Imogene Etheridge was late to work on Wednesday, and for the first time, Delores was a few minutes late and not there to cover for her. Imogene arrived a few minutes after Delores, and the two hoped their little indiscretion would go unnoticed. It didn’t.

Mr. Foster strode into the sewing room, seeming to follow Imogene as she rushed in to take her station. However, the object of his attention was Delores.

“Miss Mullinax,” called Mr. Foster from the front of the room, “I see you’re a bit late getting started this morning, as are some of the others. You girls should realize that this habit of laziness will not be tolerated.” Although it was Imogene who was truly
late, Mr. Foster spoke as if to admonish them all, continuing to stare at Delores as she hurriedly wound thread onto her machine bobbin. “Imogene, you start at Delores’ station today, since she’s at least gotten it ready to work. Miss Mullinax, I need a word with you, in my office. You can start up another machine when you return.”

He walked out the door. The room remained silent until enough time lapsed for his safety from hearing distance. Then they all talked at once.

“Who put a bee in his bonnet this morning?” snickered Aunt Mamie, causing several of the girls to smile.

“I’m sorry, Delores,” said Imogene. “I’m the one who’s way behind the clock. I don’t know why he’s got it out for you today.”

“Yeah, Delores is the one who covers all our butts when the going gets rough. Why is
she
the one in trouble?” questioned Bertha.

The room began to hum, the start up of sewing machines accompanied by varied explanations on why each lady thought the boss was after Delores. Delores said nothing, relinquishing her machine to Imogene and starting the long trek through the factory to Mr. Foster’s executive suite.

The secretary motioned her through the reception area and back to Foster’s office, where he sat behind a huge, ornate desk. “Have a seat, Miss Mullinax,” he said, gesturing toward the navy leather wing chairs facing him. “But first, close the door there.”

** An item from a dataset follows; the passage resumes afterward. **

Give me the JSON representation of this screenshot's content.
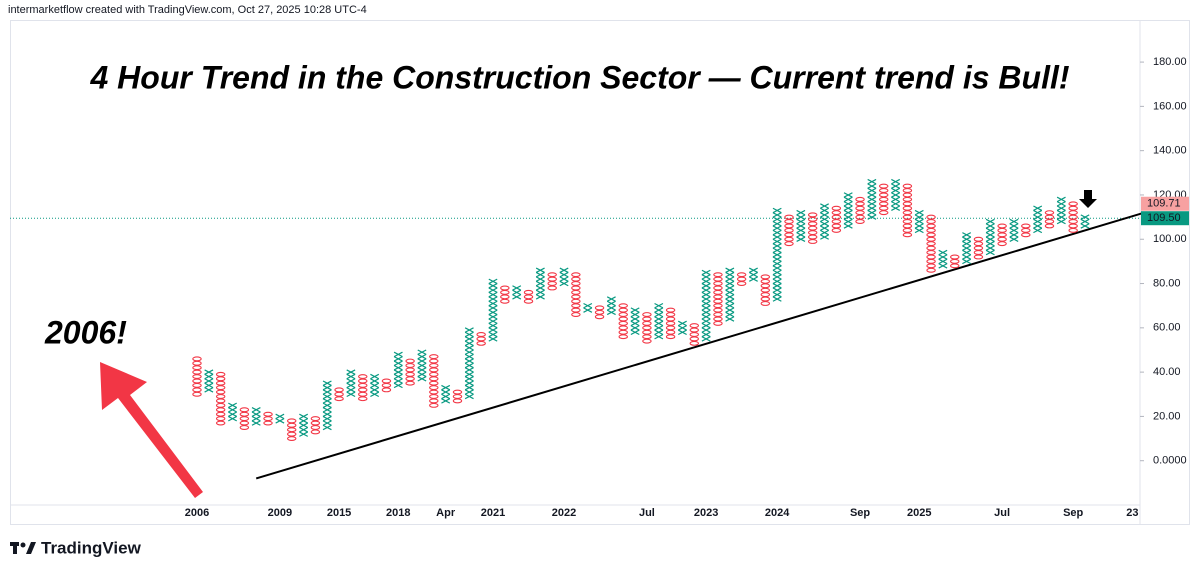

Delores swallowed hard and reluctantly took a seat in the closest of the tall, stately chairs obviously intended for someone more important than a sewing machine operator.
What is this about?
she thought, wondering both why she was singled out and why this was a seemingly private meeting. She had never seen the inside of this office, and she wasn’t sure any of her peers had, either.

“It seems that, unless we’re not up to snuff in our record keeping,” he said, flipping pages in a manila file folder. “Today is the first time you’ve clocked in late since you’ve come to work here.”

Delores said nothing, her head bobbing slightly in an almost-nod, her eyes shifting toward the floor.

“Answer me, Miss Mullinax. Was today’s example of punctuality your usual performance, or an exception to the norm?” He sat still, awaiting her reply.

“I, I—have always been on time, sir. Today wasn’t—was
not
the norm—at least not for me. I’m usually early, I guess ’cause I grew up on a farm—”

“So you admit that today you arrived later than you have in the past, in fact, later than you’ve clocked in throughout all your employment here,” he said.